Apte and Richman violated the antifraud provisions of the federal securities laws. according to the SEC.
In a statement, SEC San Francisco Regional Office Director Erin Schneider said, “We allege that Richman and Apte touted uBiome as a successful and fast-growing biotech pioneer while hiding the fact that the company’s purported success depended on deceit. Investors are entitled to know the material risks of the companies they are investing in, no matter how transformative those companies claim to be.”
Separately, the Department of Justice (DOJ) filed criminal charges against Apte and Richman.
DOJ’s charges against the defendants
The DOJ’s charges against the defendants include conspiracy to commit securities fraud, conspiracy to commit health care fraud, money laundering, and related offenses.
Acting U.S. Attorney for the Northern District of California Stephannie Hinds said the defendants “turned a blind eye to compliance.” They “bilked insurance providers with fraudulent reimbursement requests, a practice that inevitably would result in higher premiums for us all. Further, defendants cashed out on the investment that flowed into the company to benefit themselves.”

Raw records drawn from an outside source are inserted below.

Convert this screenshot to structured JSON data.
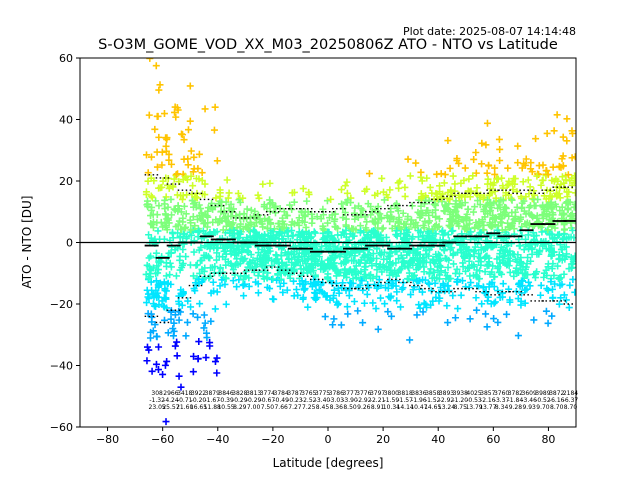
{
  "chart_data": {
    "type": "scatter",
    "plot_date": "Plot date: 2025-08-07 14:14:48",
    "title": "S-O3M_GOME_VOD_XX_M03_20250806Z ATO - NTO vs Latitude",
    "xlabel": "Latitude [degrees]",
    "ylabel": "ATO - NTO [DU]",
    "xlim": [
      -90,
      90
    ],
    "ylim": [
      -60,
      60
    ],
    "xticks": [
      -80,
      -60,
      -40,
      -20,
      0,
      20,
      40,
      60,
      80
    ],
    "yticks": [
      -60,
      -40,
      -20,
      0,
      20,
      40,
      60
    ],
    "grid": false,
    "zero_line": 0,
    "colors": {
      "blue": "#0000ff",
      "light_blue": "#00aaff",
      "cyan": "#00e5ff",
      "aquamarine": "#29ffce",
      "green": "#7dff7a",
      "yellow_green": "#ceff29",
      "orange": "#ffc400",
      "dark": "#000000"
    },
    "bins": {
      "lat": [
        -64,
        -60,
        -56,
        -52,
        -48,
        -44,
        -40,
        -36,
        -32,
        -28,
        -24,
        -20,
        -16,
        -12,
        -8,
        -4,
        0,
        4,
        8,
        12,
        16,
        20,
        24,
        28,
        32,
        36,
        40,
        44,
        48,
        52,
        56,
        60,
        64,
        68,
        72,
        76,
        80,
        84,
        88
      ],
      "mean": [
        -1,
        -5,
        -1,
        0,
        0,
        2,
        1,
        1,
        0,
        0,
        -1,
        -1,
        -1,
        -2,
        -2,
        -3,
        -3,
        -3,
        -2,
        -2,
        -1,
        -1,
        -2,
        -2,
        -1,
        -1,
        -1,
        0,
        2,
        2,
        2,
        3,
        2,
        2,
        4,
        6,
        6,
        7,
        7
      ],
      "upper": [
        22,
        21,
        19,
        17,
        16,
        14,
        12,
        10,
        8,
        8,
        9,
        10,
        11,
        11,
        11,
        10,
        10,
        11,
        9,
        9,
        10,
        11,
        12,
        12,
        13,
        13,
        14,
        15,
        16,
        16,
        16,
        17,
        17,
        16,
        17,
        16,
        17,
        18,
        18
      ],
      "lower": [
        -24,
        -26,
        -22,
        -18,
        -14,
        -11,
        -10,
        -10,
        -10,
        -9,
        -9,
        -8,
        -9,
        -10,
        -11,
        -12,
        -13,
        -14,
        -15,
        -15,
        -14,
        -13,
        -12,
        -13,
        -14,
        -15,
        -16,
        -16,
        -15,
        -15,
        -16,
        -17,
        -16,
        -16,
        -17,
        -19,
        -19,
        -19,
        -20
      ]
    },
    "bin_stats": {
      "row1": [
        "308",
        "2966",
        "3418",
        "3922",
        "3879",
        "3846",
        "3828",
        "3813",
        "3774",
        "3784",
        "3787",
        "3765",
        "3775",
        "3786",
        "3777",
        "3776",
        "3797",
        "3800",
        "3818",
        "3836",
        "3858",
        "3893",
        "3938",
        "4025",
        "3857",
        "3760",
        "3782",
        "3609",
        "3989",
        "3872",
        "2184"
      ],
      "row2": [
        "-1.32",
        "-4.24",
        "-0.71",
        "-0.20",
        "-1.67",
        "-0.39",
        "-0.29",
        "-0.29",
        "-0.67",
        "-0.49",
        "-0.23",
        "-2.52",
        "-3.40",
        "-3.03",
        "-3.90",
        "-2.92",
        "-2.21",
        "-1.59",
        "-1.57",
        "-1.96",
        "-1.52",
        "-2.92",
        "-1.20",
        "-0.53",
        "-2.16",
        "-3.37",
        "-1.84",
        "-3.46",
        "-0.52",
        "-6.16",
        "-6.37"
      ],
      "row3": [
        "23.05",
        "25.57",
        "21.60",
        "16.65",
        "11.88",
        "10.55",
        "8.29",
        "7.00",
        "7.50",
        "7.66",
        "7.27",
        "7.25",
        "8.45",
        "8.36",
        "8.50",
        "9.26",
        "8.91",
        "10.34",
        "14.14",
        "10.47",
        "14.65",
        "13.24",
        "8.75",
        "13.79",
        "13.77",
        "8.34",
        "9.28",
        "9.93",
        "9.70",
        "8.70",
        "8.70"
      ]
    }
  }
}
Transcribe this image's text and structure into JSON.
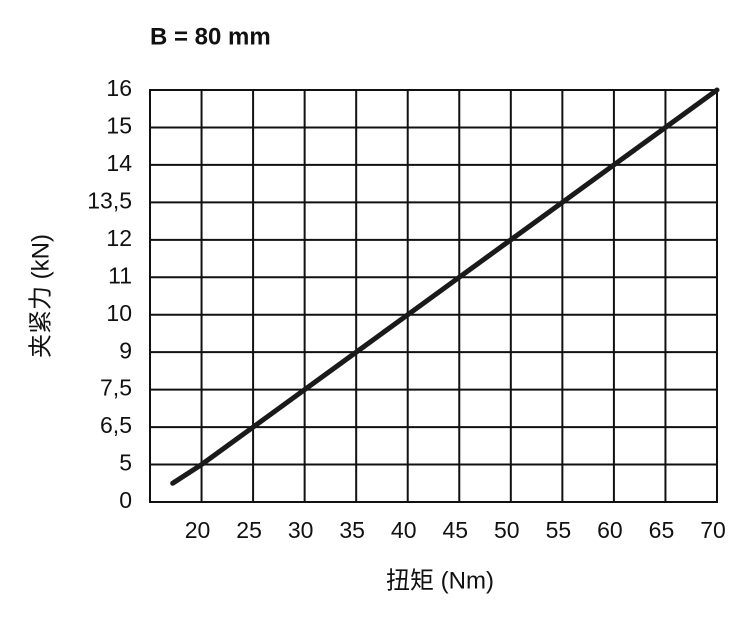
{
  "chart_data": {
    "type": "line",
    "title": "B = 80 mm",
    "x_label": "扭矩 (Nm)",
    "y_label": "夹紧力 (kN)",
    "x": [
      17.2,
      20,
      25,
      30,
      35,
      40,
      45,
      50,
      55,
      60,
      65,
      70
    ],
    "series": [
      {
        "name": null,
        "color": "#1a1a1a",
        "values": [
          2.5,
          5,
          6.5,
          7.5,
          9,
          10,
          11,
          12,
          13.5,
          14,
          15,
          16
        ]
      }
    ],
    "xlim": [
      15,
      70
    ],
    "xticks": [
      20,
      25,
      30,
      35,
      40,
      45,
      50,
      55,
      60,
      65,
      70
    ],
    "ylim": [
      0,
      16
    ],
    "yticks": [
      0,
      5,
      {
        "value": 6.5,
        "label": "6,5"
      },
      {
        "value": 7.5,
        "label": "7,5"
      },
      9,
      10,
      11,
      12,
      {
        "value": 13.5,
        "label": "13,5"
      },
      14,
      15,
      16
    ],
    "grid": true
  }
}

The DOJ’s indictment described how the defendants implemented fraudulent practices related to UBiome’s clinical rests. The company’s alleged illegal practices included the following:
- submitting fake reimbursement claims or re-tests or re-sequencings of archived samples;
- utilizing a captive network of doctors and other health care providers who fraudulently were given partial and misleading information about the test requests they were reviewing;
- submitting reimbursement claims with respect to tests that had not been validated under applicable federal standards and/or for which patient test results had not yet been released;
- manipulating dates of service to conceal uBiome’s actual testing and marketing practices from insurance providers, and to maximize billings;
- fraudulently not charging patients for patient responsibility required by insurers, and instead, in some cases, incentivizing them with gift cards, and then making false or misleading statements about, or concealing, those practices from insurance providers;
- falsifying documents, using the identity of doctors and other health care providers without their knowledge or authorization, and lying to insurance providers in response to requests for information, overpayment notifications, requests for recoupment of billings, denials of reimbursement requests, or audits investigating uBiome’s billing practices.